Mlcechvosty-Vranany Czechia
Czech Rep

Il existe des escales que l'on doit aux ingénieurs plutôt qu'aux rois. Mlčechvosty et Vraňany, deux villages jumeaux du district de Mělník, en Tchéquie, doivent la leur à un canal. C'est ici, sur la Vltava en aval de Prague, que les bateaux fluviaux font halte, s'amarrant à une berge tranquille entre champs et levées de terre. L'endroit sert souvent de point d'embarquement ou de débarquement pour la capitale tchèque; il mérite pourtant qu'on lui accorde un regard avant de monter dans l'autocar.
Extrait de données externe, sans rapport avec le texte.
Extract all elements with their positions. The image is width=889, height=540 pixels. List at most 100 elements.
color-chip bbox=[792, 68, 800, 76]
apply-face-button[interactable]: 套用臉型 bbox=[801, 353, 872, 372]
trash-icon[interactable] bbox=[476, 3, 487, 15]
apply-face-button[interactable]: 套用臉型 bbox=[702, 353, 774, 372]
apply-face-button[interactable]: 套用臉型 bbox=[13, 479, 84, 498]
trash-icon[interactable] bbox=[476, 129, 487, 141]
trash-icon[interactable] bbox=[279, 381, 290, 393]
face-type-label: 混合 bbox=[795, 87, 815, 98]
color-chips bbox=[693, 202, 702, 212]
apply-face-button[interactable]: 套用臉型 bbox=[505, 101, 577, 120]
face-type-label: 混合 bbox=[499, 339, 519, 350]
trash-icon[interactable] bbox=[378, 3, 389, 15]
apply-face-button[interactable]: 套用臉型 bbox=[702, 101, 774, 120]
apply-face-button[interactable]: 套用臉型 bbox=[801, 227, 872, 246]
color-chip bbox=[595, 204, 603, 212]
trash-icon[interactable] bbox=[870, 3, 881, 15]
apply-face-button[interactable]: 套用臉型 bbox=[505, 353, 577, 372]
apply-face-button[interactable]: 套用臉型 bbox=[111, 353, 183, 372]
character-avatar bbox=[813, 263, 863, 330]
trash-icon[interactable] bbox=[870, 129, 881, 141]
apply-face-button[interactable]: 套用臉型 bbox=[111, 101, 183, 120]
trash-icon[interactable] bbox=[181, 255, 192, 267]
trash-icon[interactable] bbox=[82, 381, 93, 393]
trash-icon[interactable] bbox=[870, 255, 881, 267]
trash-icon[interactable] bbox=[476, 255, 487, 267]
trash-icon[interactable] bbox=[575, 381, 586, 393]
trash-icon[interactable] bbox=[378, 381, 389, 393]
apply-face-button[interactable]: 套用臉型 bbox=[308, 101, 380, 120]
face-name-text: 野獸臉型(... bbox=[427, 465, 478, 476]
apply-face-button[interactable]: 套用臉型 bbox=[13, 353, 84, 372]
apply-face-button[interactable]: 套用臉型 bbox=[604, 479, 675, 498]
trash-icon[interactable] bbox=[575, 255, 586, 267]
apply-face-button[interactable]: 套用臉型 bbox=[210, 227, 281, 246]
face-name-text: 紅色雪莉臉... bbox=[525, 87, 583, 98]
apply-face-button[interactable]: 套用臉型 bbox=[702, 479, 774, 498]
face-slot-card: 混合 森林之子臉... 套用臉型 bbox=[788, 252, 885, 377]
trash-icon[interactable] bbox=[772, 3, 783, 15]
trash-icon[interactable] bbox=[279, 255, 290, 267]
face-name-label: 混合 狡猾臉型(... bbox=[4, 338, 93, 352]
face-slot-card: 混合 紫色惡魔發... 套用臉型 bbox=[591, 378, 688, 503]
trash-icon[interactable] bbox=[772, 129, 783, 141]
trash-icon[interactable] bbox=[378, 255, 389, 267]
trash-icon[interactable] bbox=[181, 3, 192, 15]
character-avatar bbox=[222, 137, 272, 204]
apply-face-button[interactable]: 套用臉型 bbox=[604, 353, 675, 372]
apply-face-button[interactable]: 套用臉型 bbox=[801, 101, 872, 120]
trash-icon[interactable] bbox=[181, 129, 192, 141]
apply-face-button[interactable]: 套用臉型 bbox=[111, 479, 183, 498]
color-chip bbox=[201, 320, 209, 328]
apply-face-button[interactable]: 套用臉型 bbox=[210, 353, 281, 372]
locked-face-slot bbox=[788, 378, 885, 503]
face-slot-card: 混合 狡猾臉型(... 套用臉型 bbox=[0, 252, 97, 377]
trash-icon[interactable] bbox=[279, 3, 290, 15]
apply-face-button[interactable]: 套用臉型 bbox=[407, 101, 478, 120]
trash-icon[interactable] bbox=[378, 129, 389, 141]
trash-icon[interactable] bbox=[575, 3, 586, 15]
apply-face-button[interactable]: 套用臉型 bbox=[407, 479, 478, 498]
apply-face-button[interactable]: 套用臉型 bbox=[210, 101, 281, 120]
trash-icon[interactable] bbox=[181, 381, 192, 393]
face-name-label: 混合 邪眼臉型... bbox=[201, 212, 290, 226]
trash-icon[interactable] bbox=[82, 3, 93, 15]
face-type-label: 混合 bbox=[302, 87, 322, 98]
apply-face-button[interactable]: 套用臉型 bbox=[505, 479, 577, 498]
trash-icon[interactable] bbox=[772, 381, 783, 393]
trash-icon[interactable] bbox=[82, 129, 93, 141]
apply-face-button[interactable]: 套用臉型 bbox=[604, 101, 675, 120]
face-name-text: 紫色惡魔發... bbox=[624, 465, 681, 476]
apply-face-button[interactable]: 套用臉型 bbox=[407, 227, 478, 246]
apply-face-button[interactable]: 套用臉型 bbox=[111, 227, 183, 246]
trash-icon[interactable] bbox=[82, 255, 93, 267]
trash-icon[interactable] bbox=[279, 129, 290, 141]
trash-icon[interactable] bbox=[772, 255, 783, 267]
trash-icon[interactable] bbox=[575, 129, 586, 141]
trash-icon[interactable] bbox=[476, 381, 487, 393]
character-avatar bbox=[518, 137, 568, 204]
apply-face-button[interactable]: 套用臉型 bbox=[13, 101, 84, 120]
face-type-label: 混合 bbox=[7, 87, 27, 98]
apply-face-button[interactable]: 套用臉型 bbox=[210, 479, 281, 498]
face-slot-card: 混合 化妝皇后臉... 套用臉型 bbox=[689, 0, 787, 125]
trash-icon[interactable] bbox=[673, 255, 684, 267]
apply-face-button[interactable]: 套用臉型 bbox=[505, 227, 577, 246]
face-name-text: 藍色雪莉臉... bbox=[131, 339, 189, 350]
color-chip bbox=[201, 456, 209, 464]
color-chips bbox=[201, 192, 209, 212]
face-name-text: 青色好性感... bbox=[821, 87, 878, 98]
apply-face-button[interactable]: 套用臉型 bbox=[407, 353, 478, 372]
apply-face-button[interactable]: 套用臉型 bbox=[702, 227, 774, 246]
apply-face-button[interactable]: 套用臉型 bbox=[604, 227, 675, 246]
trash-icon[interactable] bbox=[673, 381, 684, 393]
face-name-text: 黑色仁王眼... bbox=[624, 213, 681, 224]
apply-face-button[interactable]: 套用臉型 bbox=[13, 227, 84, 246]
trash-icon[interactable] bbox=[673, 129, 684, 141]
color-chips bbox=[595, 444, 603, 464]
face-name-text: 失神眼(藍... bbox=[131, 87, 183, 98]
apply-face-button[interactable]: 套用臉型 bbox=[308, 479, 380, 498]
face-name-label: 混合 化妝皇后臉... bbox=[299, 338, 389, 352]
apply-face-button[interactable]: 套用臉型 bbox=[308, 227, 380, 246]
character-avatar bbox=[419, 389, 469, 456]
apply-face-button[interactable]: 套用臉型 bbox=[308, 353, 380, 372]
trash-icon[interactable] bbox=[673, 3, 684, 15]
Le canal qui a dompté la Vltava

Entre 1902 et 1905, l'Empire austro-hongrois fit creuser un canal latéral de dix kilomètres pour contourner les derniers rapides de la Vltava, près de Lužec, et relier en eaux calmes le barrage de Vraňany à la confluence avec l'Elbe, à Mělník. Toujours en service plus d'un siècle plus tard, l'ensemble barrage-écluse est le plus ancien du pays. Huit ponts enjambent le chenal, et les bateaux y glissent entre des rives plantées d'arbres, à hauteur des champs de houblon et de betteraves. Voir un navire de croisière avancer ainsi au milieu des cultures, à peine plus vite qu'un cycliste sur le chemin de halage, compte parmi les images les plus étonnantes d'un voyage en Bohême. Les habitués guettent ce passage comme d'autres guettent un train à vapeur : appareil photo en main, salut de la main aux passagers.
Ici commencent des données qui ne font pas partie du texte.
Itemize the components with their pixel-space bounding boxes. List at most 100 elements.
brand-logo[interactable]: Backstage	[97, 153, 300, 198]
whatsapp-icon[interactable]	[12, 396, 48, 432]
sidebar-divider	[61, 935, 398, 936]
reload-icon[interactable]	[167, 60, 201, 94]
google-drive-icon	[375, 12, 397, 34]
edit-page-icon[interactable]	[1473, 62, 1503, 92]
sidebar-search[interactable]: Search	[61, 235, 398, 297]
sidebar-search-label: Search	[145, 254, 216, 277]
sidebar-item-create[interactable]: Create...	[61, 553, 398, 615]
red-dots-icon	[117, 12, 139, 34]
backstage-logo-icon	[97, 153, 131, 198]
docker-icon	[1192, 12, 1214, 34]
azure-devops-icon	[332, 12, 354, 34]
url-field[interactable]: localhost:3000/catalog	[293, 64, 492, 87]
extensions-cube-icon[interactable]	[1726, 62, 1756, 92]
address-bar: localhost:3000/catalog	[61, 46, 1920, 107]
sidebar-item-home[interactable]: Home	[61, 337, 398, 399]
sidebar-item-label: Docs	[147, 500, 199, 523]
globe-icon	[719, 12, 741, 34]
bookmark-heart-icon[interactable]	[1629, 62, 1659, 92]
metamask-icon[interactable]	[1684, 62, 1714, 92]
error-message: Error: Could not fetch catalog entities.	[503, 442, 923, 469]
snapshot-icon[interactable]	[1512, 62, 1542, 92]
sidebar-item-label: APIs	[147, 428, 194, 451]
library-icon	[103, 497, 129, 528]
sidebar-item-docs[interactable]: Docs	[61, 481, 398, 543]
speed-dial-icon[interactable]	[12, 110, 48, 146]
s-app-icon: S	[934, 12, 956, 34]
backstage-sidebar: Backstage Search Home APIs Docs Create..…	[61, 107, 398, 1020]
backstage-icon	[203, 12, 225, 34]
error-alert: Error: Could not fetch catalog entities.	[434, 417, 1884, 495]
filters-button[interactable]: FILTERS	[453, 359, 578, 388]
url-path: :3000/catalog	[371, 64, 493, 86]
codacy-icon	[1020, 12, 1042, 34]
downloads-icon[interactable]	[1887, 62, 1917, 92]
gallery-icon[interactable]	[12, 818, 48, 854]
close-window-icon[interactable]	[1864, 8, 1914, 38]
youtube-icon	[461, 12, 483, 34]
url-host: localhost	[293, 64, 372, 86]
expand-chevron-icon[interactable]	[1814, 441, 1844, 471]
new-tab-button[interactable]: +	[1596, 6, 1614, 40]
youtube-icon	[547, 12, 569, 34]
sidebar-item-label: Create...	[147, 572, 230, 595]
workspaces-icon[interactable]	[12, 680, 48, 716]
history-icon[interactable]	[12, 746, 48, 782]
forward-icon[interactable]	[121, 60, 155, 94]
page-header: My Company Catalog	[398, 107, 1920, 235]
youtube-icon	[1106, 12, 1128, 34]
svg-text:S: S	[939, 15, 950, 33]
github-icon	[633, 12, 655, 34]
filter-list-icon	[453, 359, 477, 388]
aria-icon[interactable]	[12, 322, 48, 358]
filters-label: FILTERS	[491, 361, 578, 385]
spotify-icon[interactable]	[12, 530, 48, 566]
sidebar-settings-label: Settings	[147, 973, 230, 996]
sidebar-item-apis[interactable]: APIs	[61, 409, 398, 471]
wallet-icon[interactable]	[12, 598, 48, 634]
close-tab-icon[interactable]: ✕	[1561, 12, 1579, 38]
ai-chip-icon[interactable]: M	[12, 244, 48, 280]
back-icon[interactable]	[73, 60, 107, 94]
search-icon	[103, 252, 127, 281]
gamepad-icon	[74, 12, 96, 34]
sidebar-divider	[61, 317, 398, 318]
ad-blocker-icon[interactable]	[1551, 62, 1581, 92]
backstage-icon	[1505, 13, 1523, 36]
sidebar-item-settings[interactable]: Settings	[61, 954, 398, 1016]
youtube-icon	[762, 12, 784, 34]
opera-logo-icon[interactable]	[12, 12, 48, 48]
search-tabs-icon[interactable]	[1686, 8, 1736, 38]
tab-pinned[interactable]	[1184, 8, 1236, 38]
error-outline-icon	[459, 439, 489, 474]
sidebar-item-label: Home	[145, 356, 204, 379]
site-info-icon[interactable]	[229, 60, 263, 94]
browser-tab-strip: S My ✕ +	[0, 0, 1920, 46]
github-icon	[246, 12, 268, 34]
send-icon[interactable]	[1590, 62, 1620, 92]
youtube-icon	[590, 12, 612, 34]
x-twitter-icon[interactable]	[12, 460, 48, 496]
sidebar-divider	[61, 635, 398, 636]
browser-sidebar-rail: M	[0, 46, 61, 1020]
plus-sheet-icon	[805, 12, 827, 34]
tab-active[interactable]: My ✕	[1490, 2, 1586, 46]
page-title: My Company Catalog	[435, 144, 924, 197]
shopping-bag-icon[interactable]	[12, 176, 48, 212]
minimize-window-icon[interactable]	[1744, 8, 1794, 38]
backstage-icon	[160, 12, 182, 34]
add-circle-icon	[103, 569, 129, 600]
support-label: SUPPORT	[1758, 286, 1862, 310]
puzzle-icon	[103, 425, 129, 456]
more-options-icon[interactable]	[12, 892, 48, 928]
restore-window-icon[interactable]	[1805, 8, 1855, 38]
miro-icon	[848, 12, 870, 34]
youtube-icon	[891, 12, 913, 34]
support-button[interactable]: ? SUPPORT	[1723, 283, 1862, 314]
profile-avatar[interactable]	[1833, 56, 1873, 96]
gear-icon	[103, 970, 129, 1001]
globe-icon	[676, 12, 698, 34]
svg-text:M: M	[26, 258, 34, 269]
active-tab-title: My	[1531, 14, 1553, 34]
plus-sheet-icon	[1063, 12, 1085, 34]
L'écluse de Hořín, un monument technique

À l'extrémité aval, l'écluse double de Hořín achève la descente vers l'Elbe. Construite en 1902, soigneusement préservée, elle impose le respect avec ses chambres de pierre appareillée et ses détails architecturaux dignes d'un édifice public : les ingénieurs de l'époque ne concevaient pas qu'un ouvrage utilitaire pût être laid. Le franchissement d'un sas centenaire, portes qui se referment lentement, eau qui monte ou descend le long des parois moussues, constitue un spectacle en soi; les passagers se massent sur les ponts extérieurs pour n'en rien manquer, et les éclusiers, depuis leur poste, répondent aux signes des curieux.

Un paysage de confluence

Aux abords de Mělník, la Vltava rejoint l'Elbe au pied de coteaux couverts de vignes, sous le regard d'un château perché. La rencontre des deux rivières a fait la fortune de la région : bateliers, vignerons et maraîchers s'y côtoient depuis des siècles. Depuis le pont du navire, on lit ce paysage comme une carte : l'eau qui s'élargit, les péniches qui attendent leur tour, les clochers des villages au ras des peupliers. Par temps clair, la silhouette du mont Říp, cône isolé cher aux légendes fondatrices tchèques, se devine au nord de la plaine. La Bohême rurale, sans mise en scène.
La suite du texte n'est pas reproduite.